We met at about 9:30 Wednesday evening at a park and ride near Northampton, Ma. After a long 3.5 hour ride through the most horrendous (amazing) lightning I’ve ever seen we arrived at the pullout near the north end of Cannon Cliff. Instant bivy and 3.5 hours later we were on the move again.
Kevin’s plan was to climb three full-length grade III Cannon routes in a day. A few years ago he pretty casually climbed Moby Grape, III 5.8+ and Vertigo, III 5.9+ in a day and he wanted to see what it was like to add one more to the list. As he was unfamiliar with other routes on the cliff and we wanted to keep the grade fairly moderate for the third route we decided we would choose either Union Jack (bad decision) or Moonshadow (maybe also a bad decision), which are both 5.9.
We planned to do the climbs we were familiar with first and finish with the route we hadn’t done yet. After the fact I see that we may have wanted to sandwich the new one between the two familiar routes. Moby Grape, the most popular of the three routes was definitely going to be our first climb. That way we could beat the crowds (definitely a good decision).
At 4:50 a.m. I heard Kevin moving around and semi-unwillingly arose from my sleeping bag. This was my second pre-5 a.m. start in two days and with only 3.5 hours sleep I was like the walking dead. We racked up, packed our little packs and headed up the talus for the first time. As you would expect, there were no crowds on Moby Grape at 5:30 a.m. I lead the whole route and we were on top at about 9:10 a.m. I am ashamed to say that I’ve never climbed this route to the top, and it’s something that I plan on doing over and over again in the future. This is one of the best 5.8′s in the northeast, and one of the best long 5.8′s in the United States. The rock is a bit shattered in places, but for the most part it’s solid and really fun climbing on God’s own stone – tacky fine-grained white granite.
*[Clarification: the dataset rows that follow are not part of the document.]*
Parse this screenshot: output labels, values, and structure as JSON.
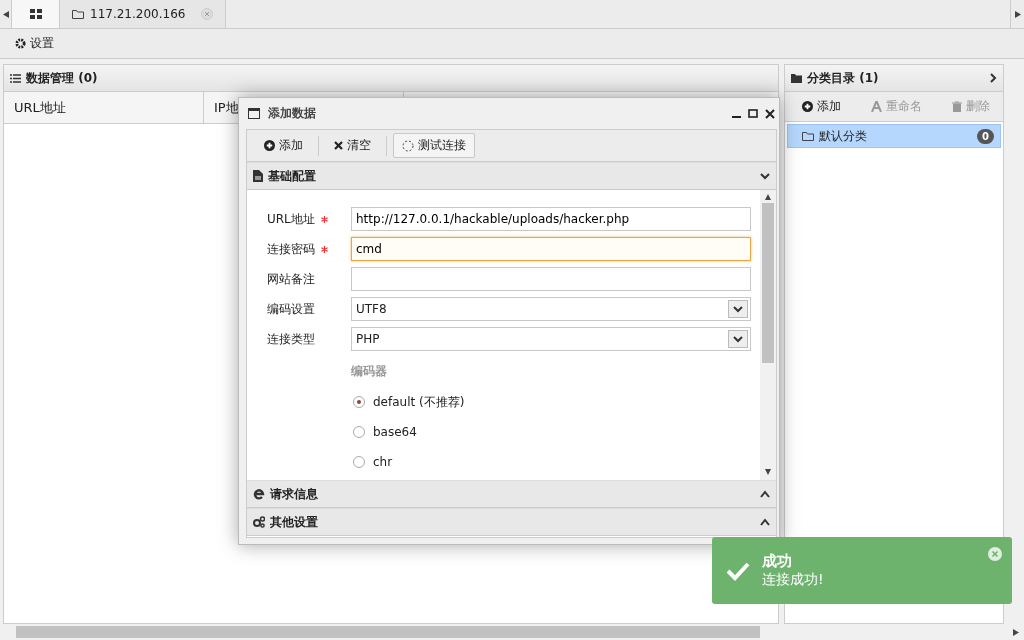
{
  "tabs": [
    {
      "kind": "home",
      "selected": true
    },
    {
      "kind": "host",
      "label": "117.21.200.166",
      "selected": false
    }
  ],
  "toolbar": {
    "settings": "设置"
  },
  "data_panel": {
    "title": "数据管理 (0)",
    "columns": [
      "URL地址",
      "IP地"
    ]
  },
  "category_panel": {
    "title": "分类目录 (1)",
    "actions": [
      {
        "label": "添加",
        "disabled": false
      },
      {
        "label": "重命名",
        "disabled": true
      },
      {
        "label": "删除",
        "disabled": true
      }
    ],
    "items": [
      {
        "label": "默认分类",
        "count": "0",
        "selected": true
      }
    ]
  },
  "dialog": {
    "title": "添加数据",
    "actions": [
      {
        "label": "添加",
        "pressed": false
      },
      {
        "label": "清空",
        "pressed": false
      },
      {
        "label": "测试连接",
        "pressed": true
      }
    ],
    "sections": [
      {
        "title": "基础配置",
        "expanded": true
      },
      {
        "title": "请求信息",
        "expanded": false
      },
      {
        "title": "其他设置",
        "expanded": false
      }
    ],
    "fields": [
      {
        "kind": "text",
        "label": "URL地址",
        "required": true,
        "value": "http://127.0.0.1/hackable/uploads/hacker.php",
        "focused": false
      },
      {
        "kind": "text",
        "label": "连接密码",
        "required": true,
        "value": "cmd",
        "focused": true
      },
      {
        "kind": "text",
        "label": "网站备注",
        "required": false,
        "focused": false
      },
      {
        "kind": "select",
        "label": "编码设置",
        "required": false,
        "value": "UTF8"
      },
      {
        "kind": "select",
        "label": "连接类型",
        "required": false,
        "value": "PHP"
      }
    ],
    "encoder": {
      "title": "编码器",
      "options": [
        {
          "label": "default (不推荐)",
          "selected": true
        },
        {
          "label": "base64",
          "selected": false
        },
        {
          "label": "chr",
          "selected": false
        }
      ]
    }
  },
  "toast": {
    "title": "成功",
    "message": "连接成功!"
  }
}
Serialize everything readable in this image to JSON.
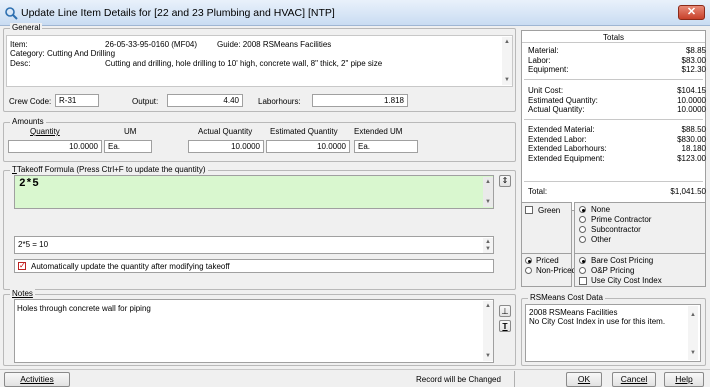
{
  "window": {
    "title": "Update Line Item Details for [22 and 23 Plumbing and HVAC] [NTP]"
  },
  "general": {
    "legend": "General",
    "item_label": "Item:",
    "item_code": "26-05-33-95-0160 (MF04)",
    "guide": "Guide: 2008 RSMeans Facilities",
    "category_label": "Category:",
    "category": "Cutting And Drilling",
    "desc_label": "Desc:",
    "desc": "Cutting and drilling, hole drilling to 10' high, concrete wall, 8\" thick, 2\" pipe size",
    "crew_label": "Crew Code:",
    "crew_value": "R-31",
    "output_label": "Output:",
    "output_value": "4.40",
    "laborhours_label": "Laborhours:",
    "laborhours_value": "1.818"
  },
  "amounts": {
    "legend": "Amounts",
    "quantity_label": "Quantity",
    "um_label": "UM",
    "actual_qty_label": "Actual Quantity",
    "est_qty_label": "Estimated Quantity",
    "ext_um_label": "Extended UM",
    "quantity_value": "10.0000",
    "um_value": "Ea.",
    "actual_qty_value": "10.0000",
    "est_qty_value": "10.0000",
    "ext_um_value": "Ea."
  },
  "takeoff": {
    "legend": "Takeoff Formula (Press Ctrl+F to update the quantity)",
    "formula": "2*5",
    "result": "2*5 = 10",
    "auto_update_label": "Automatically update the quantity after modifying takeoff",
    "auto_update_checked": true
  },
  "notes": {
    "legend": "Notes",
    "text": "Holes through concrete wall for piping"
  },
  "totals": {
    "title": "Totals",
    "group1": [
      {
        "label": "Material:",
        "value": "$8.85"
      },
      {
        "label": "Labor:",
        "value": "$83.00"
      },
      {
        "label": "Equipment:",
        "value": "$12.30"
      }
    ],
    "group2": [
      {
        "label": "Unit Cost:",
        "value": "$104.15"
      },
      {
        "label": "Estimated Quantity:",
        "value": "10.0000"
      },
      {
        "label": "Actual Quantity:",
        "value": "10.0000"
      }
    ],
    "group3": [
      {
        "label": "Extended Material:",
        "value": "$88.50"
      },
      {
        "label": "Extended Labor:",
        "value": "$830.00"
      },
      {
        "label": "Extended Laborhours:",
        "value": "18.180"
      },
      {
        "label": "Extended Equipment:",
        "value": "$123.00"
      }
    ],
    "total_label": "Total:",
    "total_value": "$1,041.50"
  },
  "options": {
    "green_label": "Green",
    "contractor": [
      "None",
      "Prime Contractor",
      "Subcontractor",
      "Other"
    ],
    "priced": [
      "Priced",
      "Non-Priced"
    ],
    "pricing": [
      "Bare Cost Pricing",
      "O&P Pricing"
    ],
    "city_index_label": "Use City Cost Index"
  },
  "rsmeans": {
    "legend": "RSMeans Cost Data",
    "line1": "2008 RSMeans Facilities",
    "line2": "No City Cost Index in use for this item."
  },
  "footer": {
    "activities": "Activities",
    "status": "Record will be Changed",
    "ok": "OK",
    "cancel": "Cancel",
    "help": "Help"
  },
  "colors": {
    "formula_bg": "#d9f7cf",
    "close_btn": "#c7412a"
  }
}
35 minutes later we were back in the parking lot for a short break, a snack and a water refill. We were warmed up and wide awake now. By 10:30 we were on the first pitch of Vertigo and enjoying the sunny weather (but not the black flys). Kevin lead for the whole route and we were on top at 2:10. Vertigo has some really killer climbing on the lower portion of the route (granite that’s good even for Yosemite). There is however, as I found out at this point, a good reason for the rappel bolts after the Half Moon pitch. The upper 450′ of the route is loose, really loose. A single person with prybar and a twelve pack could have the time of their life trundling large blocks on this route. Not super desirable, but it’s good to do things once just to make sure, right?
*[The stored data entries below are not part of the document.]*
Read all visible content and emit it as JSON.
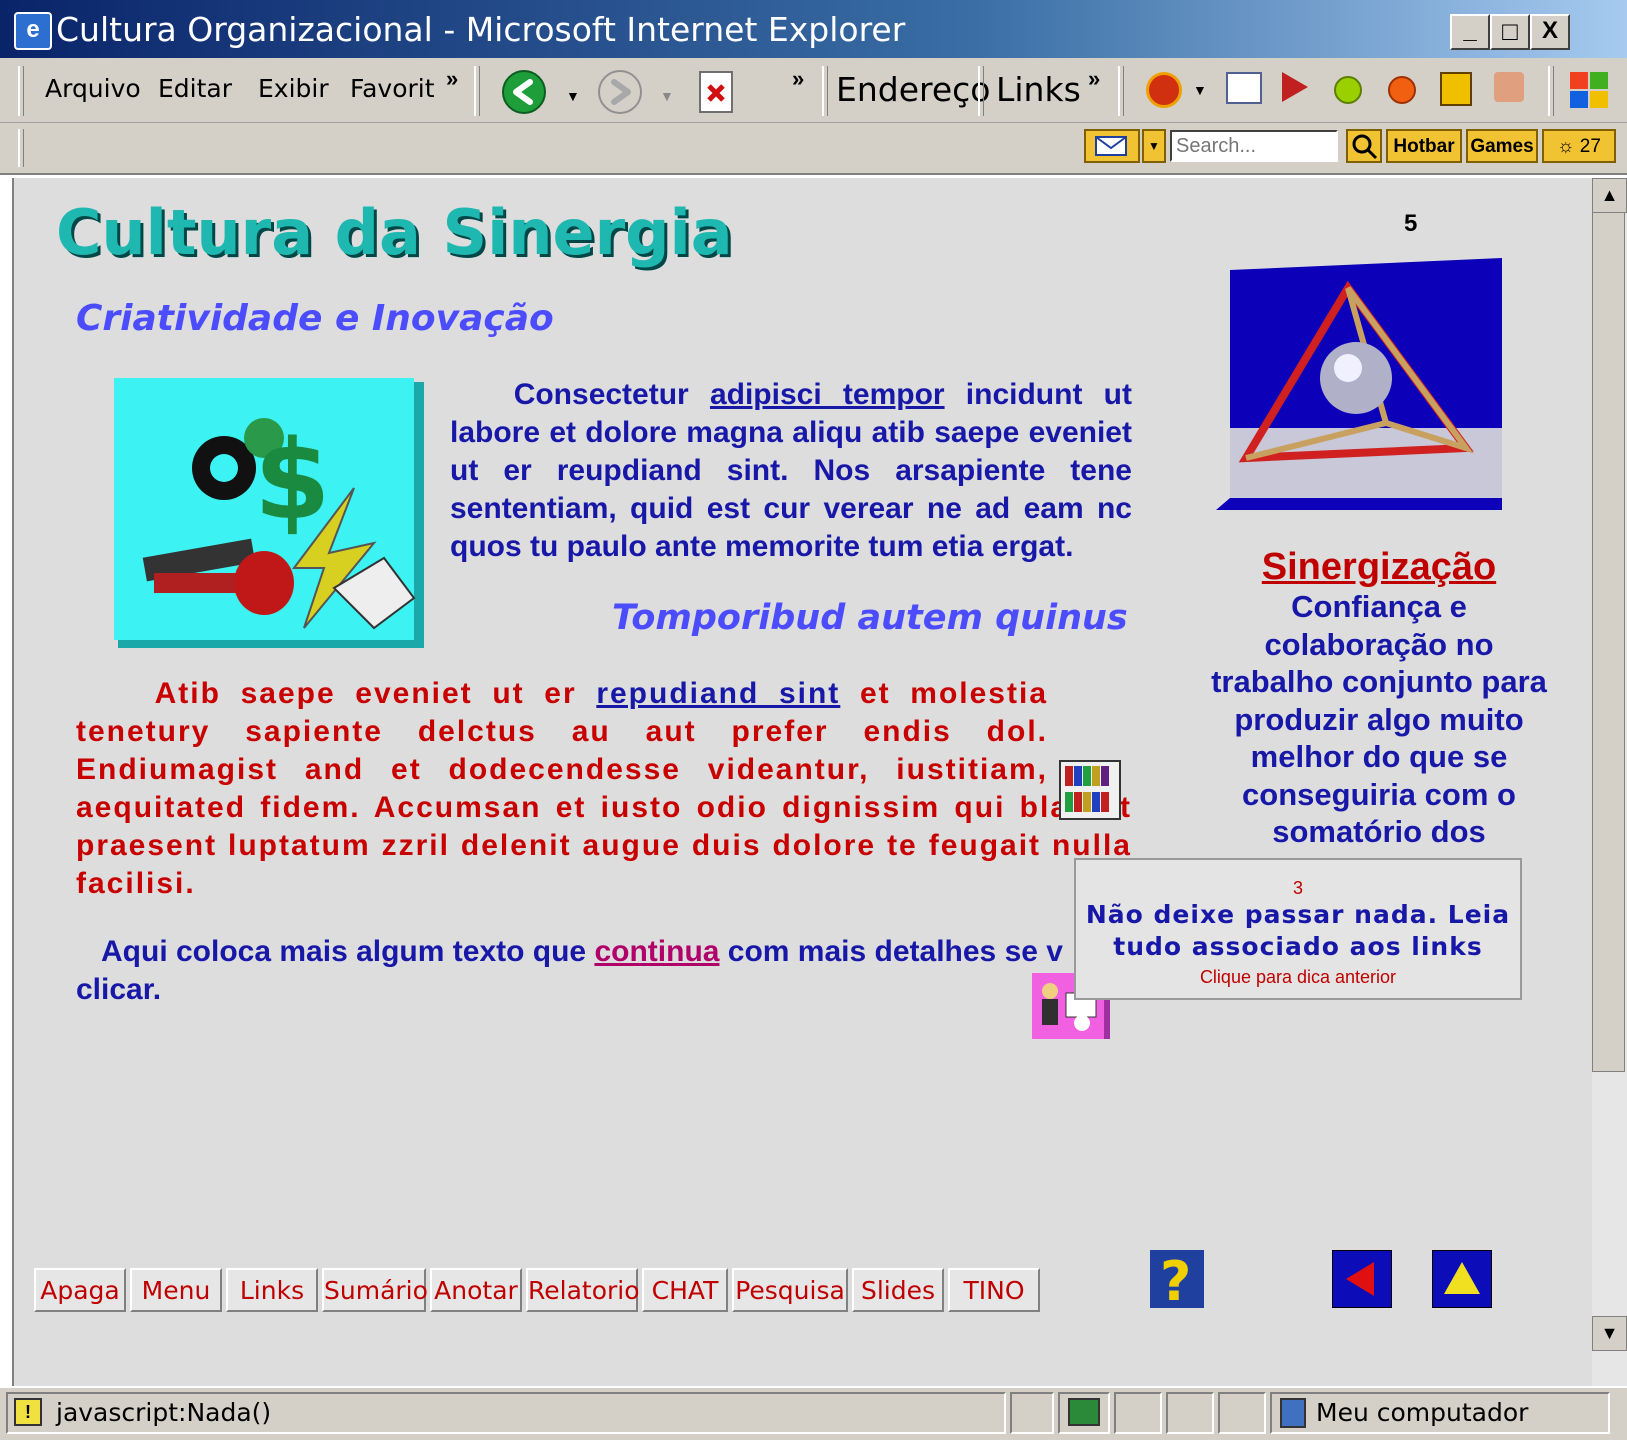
{
  "window": {
    "title": "Cultura Organizacional - Microsoft Internet Explorer",
    "minimize": "_",
    "maximize": "□",
    "close": "X"
  },
  "menu": {
    "items": [
      "Arquivo",
      "Editar",
      "Exibir",
      "Favorit"
    ],
    "overflow": "»"
  },
  "toolbar": {
    "address_label": "Endereço",
    "links_label": "Links",
    "overflow": "»",
    "search_placeholder": "Search...",
    "hotbar_label": "Hotbar",
    "games_label": "Games",
    "weather_label": "☼ 27"
  },
  "content": {
    "title": "Cultura da Sinergia",
    "subtitle1": "Criatividade e Inovação",
    "para1": {
      "pre": "Consectetur ",
      "link": "adipisci tempor",
      "post": " incidunt ut labore et dolore magna aliqu atib saepe eveniet ut er reupdiand sint. Nos arsapiente tene sententiam, quid est cur verear ne ad eam nc quos tu paulo ante memorite tum etia ergat."
    },
    "subtitle2": "Tomporibud autem quinus",
    "para2": {
      "pre": "Atib saepe eveniet ut er ",
      "link": "repudiand sint",
      "post": " et molestia tenetury sapiente delctus au aut prefer endis dol. Endiumagist and et dodecendesse videantur, iustitiam, aequitated fidem. Accumsan et iusto odio dignissim qui blandit praesent luptatum zzril delenit augue duis dolore te feugait nulla facilisi."
    },
    "para3": {
      "pre": "Aqui coloca mais algum texto que ",
      "link": "continua",
      "post": " com mais detalhes se v",
      "line2": "clicar."
    }
  },
  "sidebar": {
    "number": "5",
    "title": "Sinergização",
    "text": "Confiança e colaboração no trabalho conjunto para produzir algo muito melhor do que se conseguiria com o somatório dos resultados em"
  },
  "tip": {
    "number": "3",
    "text": "Não deixe passar nada. Leia tudo associado aos links",
    "link": "Clique para dica anterior"
  },
  "nav_buttons": [
    "Apaga",
    "Menu",
    "Links",
    "Sumário",
    "Anotar",
    "Relatorio",
    "CHAT",
    "Pesquisa",
    "Slides",
    "TINO"
  ],
  "statusbar": {
    "text": "javascript:Nada()",
    "zone": "Meu computador"
  },
  "colors": {
    "title_bar": "#0a246a",
    "heading": "#1eb8b0",
    "blue_text": "#1818a8",
    "red_text": "#c80000",
    "subtitle": "#4c4cff"
  }
}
After experiencing the upper pitches of Vertigo we decided we weren’t too keen on playing the numbers game on the same upper sections of the cliff again with another route in that vicinity. Union Jack climbs the same upper section as Vertigo and Moonshadow climbs allegedly solid (everything is relative there) rock to the top. We settled for a grade II, the very classic Whitney-Gilman Ridge.
At 3:30, after a loose and longer approach (there seems to have been substantial rockfall recently on the face right of the Black Dike) We climbed the Whitney-G without a whole lot of conversation. Fatigue seemed to settling in a bit for both of us. I felt my strength waning and was definitely getting goofy. The third and final descent, which is longer and steeper on that side of the cliff, was utter punishment. Both Kevin and I felt pretty good after two routes, but the third absolutely wiped us out.
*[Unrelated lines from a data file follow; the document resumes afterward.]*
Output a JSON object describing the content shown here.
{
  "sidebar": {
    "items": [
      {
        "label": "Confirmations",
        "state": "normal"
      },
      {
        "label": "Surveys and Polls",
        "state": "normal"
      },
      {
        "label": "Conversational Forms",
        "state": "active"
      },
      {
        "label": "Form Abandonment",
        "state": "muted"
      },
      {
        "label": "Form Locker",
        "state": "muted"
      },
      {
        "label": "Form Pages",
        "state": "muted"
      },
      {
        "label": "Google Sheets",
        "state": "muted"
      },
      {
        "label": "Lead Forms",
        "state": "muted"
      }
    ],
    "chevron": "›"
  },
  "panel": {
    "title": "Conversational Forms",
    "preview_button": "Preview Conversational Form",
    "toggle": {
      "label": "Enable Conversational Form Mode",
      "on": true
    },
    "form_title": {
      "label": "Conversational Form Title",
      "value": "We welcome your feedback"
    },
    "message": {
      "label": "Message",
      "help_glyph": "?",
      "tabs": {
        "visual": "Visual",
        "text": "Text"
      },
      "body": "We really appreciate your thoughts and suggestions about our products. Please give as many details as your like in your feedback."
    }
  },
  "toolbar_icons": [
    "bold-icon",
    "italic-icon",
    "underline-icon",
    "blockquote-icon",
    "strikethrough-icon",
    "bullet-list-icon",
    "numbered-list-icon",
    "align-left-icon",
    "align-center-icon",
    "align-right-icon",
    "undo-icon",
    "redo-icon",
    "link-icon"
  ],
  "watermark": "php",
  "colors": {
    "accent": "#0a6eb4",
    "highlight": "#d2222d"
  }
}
At 6:30 p.m. we hopped in the car and headed down I-93 and back to Northampton, psyched about our day but a wee bit stiff from a lot of movement. Several days later I’m still hobbling around a bit, and walking downhill is pretty uncomfortable. And my neck is a pock-marked, bloody mess from the black flies. So, do three grade III’s (actually two III’s and a II) add up to Grade IX? Well, not really. Maybe grade V+ or VI, with a whole lot of pretty fun moderate granite climbing.